Al igual que estas personas religiosas a quienes los profetas bíblicos denuncian con tanta vehemencia, hay cristianos que han apoyado o continúan apoyando y perpetuando los prejuicios, la opresión y la división. La historia muestra que, en lugar de reconocer la dignidad de cada ser humano creado a imagen y semejanza de Dios, los cristianos se han involucrado con demasiada frecuencia en estructuras de pecado como la esclavitud, la colonización, la segregación y el apartheid, que han despojado a otros de su dignidad por motivos espurios de raza. Tampoco dentro de las Iglesias, los cristianos han sido capaces de reconocer la dignidad de cada bautizado y han menospreciado a sus hermanos y hermanas en Cristo en función de una supuesta diferencia racial.

El Rvdo. Dr. Martin Luther King Jr. dijo de forma memorable: “Es una de las tragedias de nuestra nación, una de las tragedias vergonzosas, que las 11 en punto de la mañana de los domingos sea una de las horas más segregadas, si no la hora más segregada en la América cristiana”. Esta afirmación muestra la convergencia entre la desunión de los cristianos y la desunión de la humanidad. Toda división tiene su raíz en el pecado, es decir, en actitudes y acciones que van en contra de la unidad que Dios desea para su creación. Trágicamente, el racismo es parte del pecado que ha dividido a los cristianos, y ha hecho que tengan que rezar separados y en distintos edificios, hasta el punto de la división entre las comunidades cristianas en determinados casos.

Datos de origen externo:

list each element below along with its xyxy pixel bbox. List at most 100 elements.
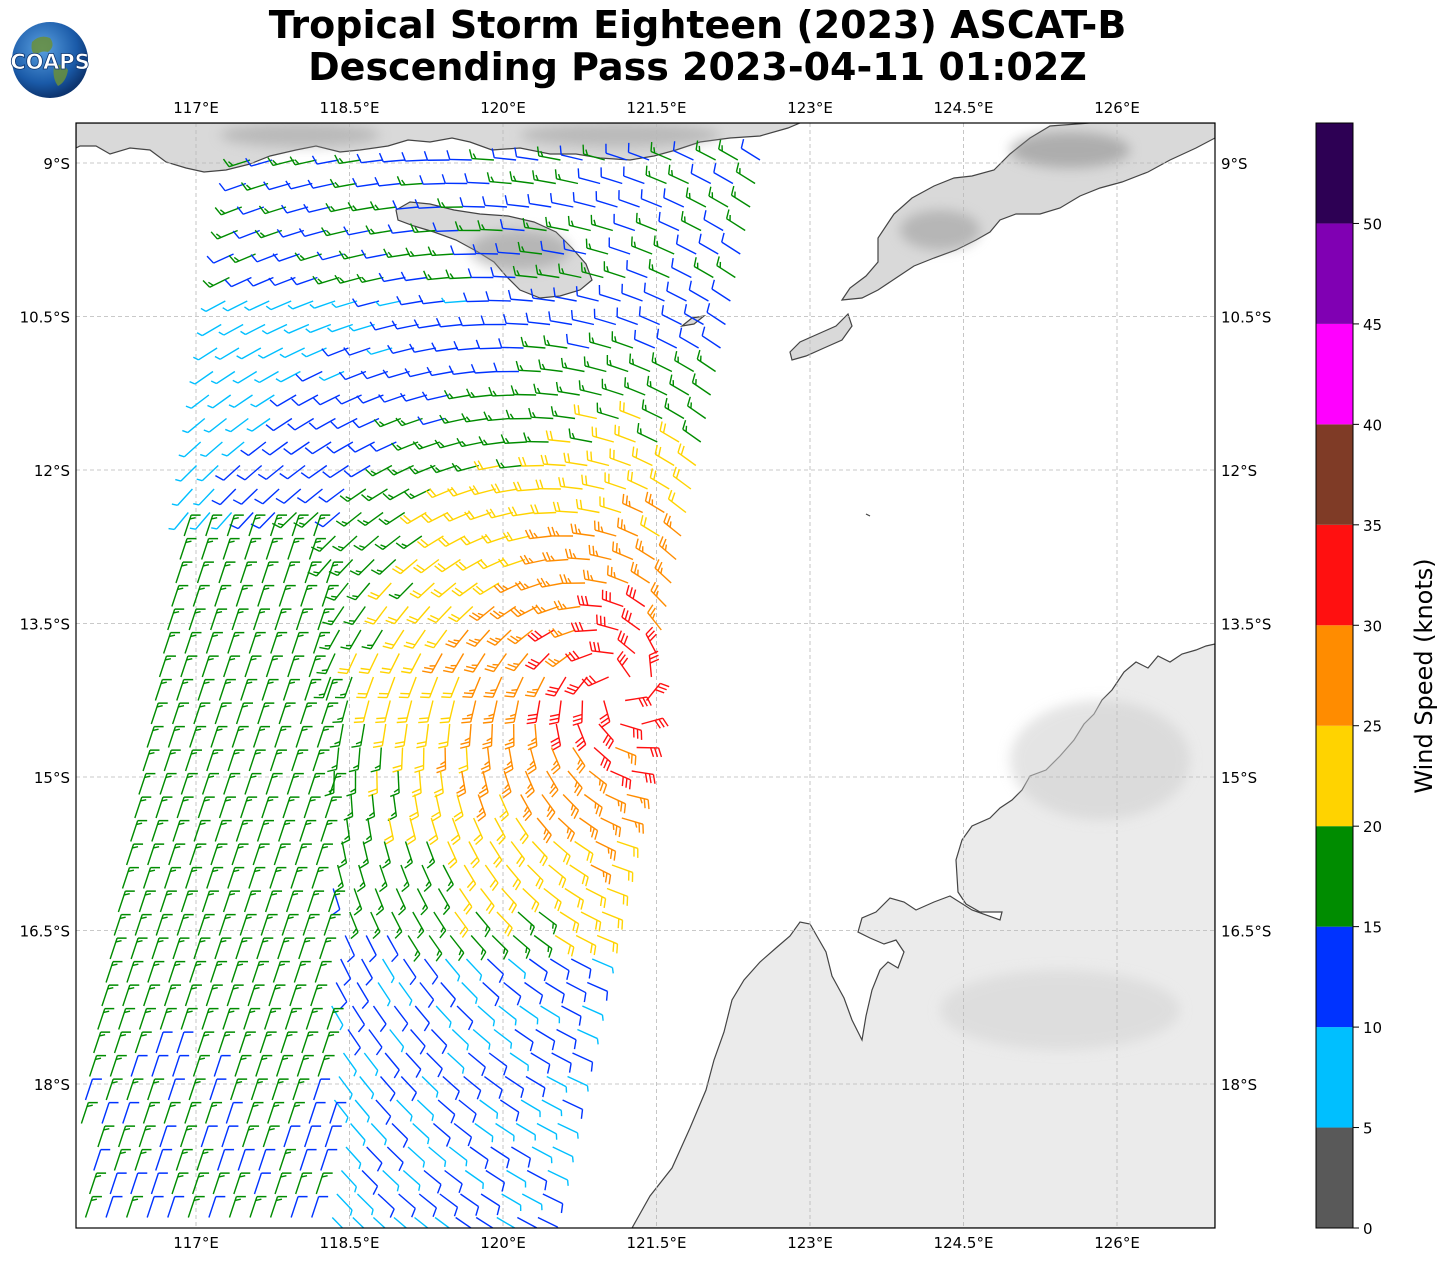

Desafortunadamente, las cosas no han cambiado mucho respecto al momento en que Martin Luther King pronunciara esta frase. La franja horaria de las 11:00 de la mañana, que es la más común para la liturgia del domingo, por lo general, sigue sin manifestar la unidad cristiana, sino más bien la división, por principios raciales, sociales y denominacionales. Como profetizó Isaías, esta hipocresía de las personas de fe ofende a Dios: “por más que aumentéis las oraciones, no pienso darles oído; vues-tras manos están llenas de sangre” (v. 15).